С конца XIII в. между Севером и Югом Франции начинается продолжительный обмен людьми и идеями. Этими нескончаемыми потоками формируется и консолидируется нация. Если между людьми, которые все в равной мере называются французами, еще существуют различия по характеру и темпераменту, то то отныне они — наше общее богатство. Дух трубадуров и даже дух катаров являются сегодня составляющими французского духа, равно как и реформа Кальвина, картезианство, янсенизм и якобинство. Все французы в равной мере могут обращаться к ним, потому что это их общая сокровищница. И если нас еще жжет пламя множества костров и возмущает обилие невинно пролитой крови, то это должно побуждать трудиться над тем, чтобы насилие когда-то перестало разрешать великие исторические реалии.
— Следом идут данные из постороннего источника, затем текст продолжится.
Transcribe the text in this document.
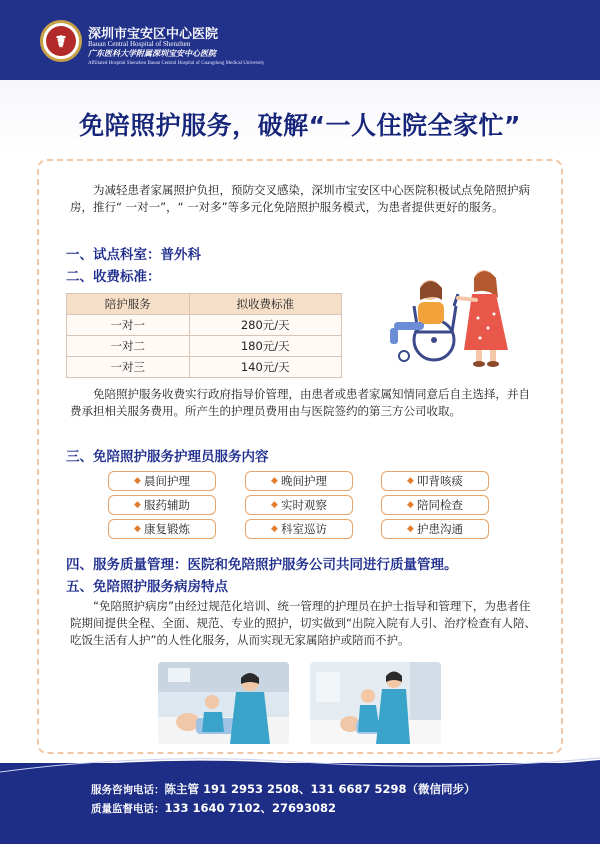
☤	深圳市宝安区中心医院
Baoan Central Hospital of Shenzhen
广东医科大学附属深圳宝安中心医院
Affiliated Hospital Shenzhen Baoan Central Hospital of Guangdong Medical University
免陪照护服务，破解“一人住院全家忙”
为减轻患者家属照护负担，预防交叉感染，深圳市宝安区中心医院积极试点免陪照护病房，推行“ 一对一”，“ 一对多”等多元化免陪照护服务模式，为患者提供更好的服务。
一、试点科室：普外科
二、收费标准：
陪护服务	拟收费标准
一对一	280元/天
一对二	180元/天
一对三	140元/天
免陪照护服务收费实行政府指导价管理，由患者或患者家属知情同意后自主选择，并自费承担相关服务费用。所产生的护理员费用由与医院签约的第三方公司收取。
三、免陪照护服务护理员服务内容
◆ 晨间护理	◆ 晚间护理	◆ 叩背咳痰
◆ 服药辅助	◆ 实时观察	◆ 陪同检查
◆ 康复锻炼	◆ 科室巡访	◆ 护患沟通
四、服务质量管理：医院和免陪照护服务公司共同进行质量管理。
五、免陪照护服务病房特点
“免陪照护病房”由经过规范化培训、统一管理的护理员在护士指导和管理下，为患者住院期间提供全程、全面、规范、专业的照护，切实做到“出院入院有人引、治疗检查有人陪、吃饭生活有人护”的人性化服务，从而实现无家属陪护或陪而不护。
服务咨询电话：陈主管 191 2953 2508、131 6687 5298（微信同步）
质量监督电话：133 1640 7102、27693082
Но разве можно начинать с того, чем следует закончить? Это потребовало бы иных размышлений, обращенных уже не в прошлое, а в будущее.
ЗАКЛЮЧЕНИЕ
Вот так создавалась Франция, которую по праву считают одной из самых единых и сплоченных стран в мире и уж, во всяком случае, одной из самых старых, значительная часть границ которой, в том числе и по Пиренеям, кажется, обозначены самой природой. Железом и огнем. В столкновении, которое носило не столько религиозный, сколько национальный характер.
По крайней мере еще две возможности могли реализоваться на юге Центрального массива, между Роной и Гаронной, то есть между землями, находящимися в ленной зависимости от Англии, и землями Империи. Не будь крестового похода, графы Тулузские поглотили бы домен Транкавель, оттеснив Каталонско-Арагонское королевство на ту сторону Корбьер, и между Мармандом и Кар-кассоном образовалось бы государство Раймонди-нов со столицей в Тулузе, выходящее на Средиземное море от Леката до Роны с Нарбонном в центре побережья. Это была постоянная цель политики графов Тулузских. Крестовый поход, прочно внедрив в Каркассон на место Транкавелей французов, покончил с этим проектом, и обстоятельства никогда больше не позволят Раймону VII, даже ставшему на время победителем, к нему вернуться.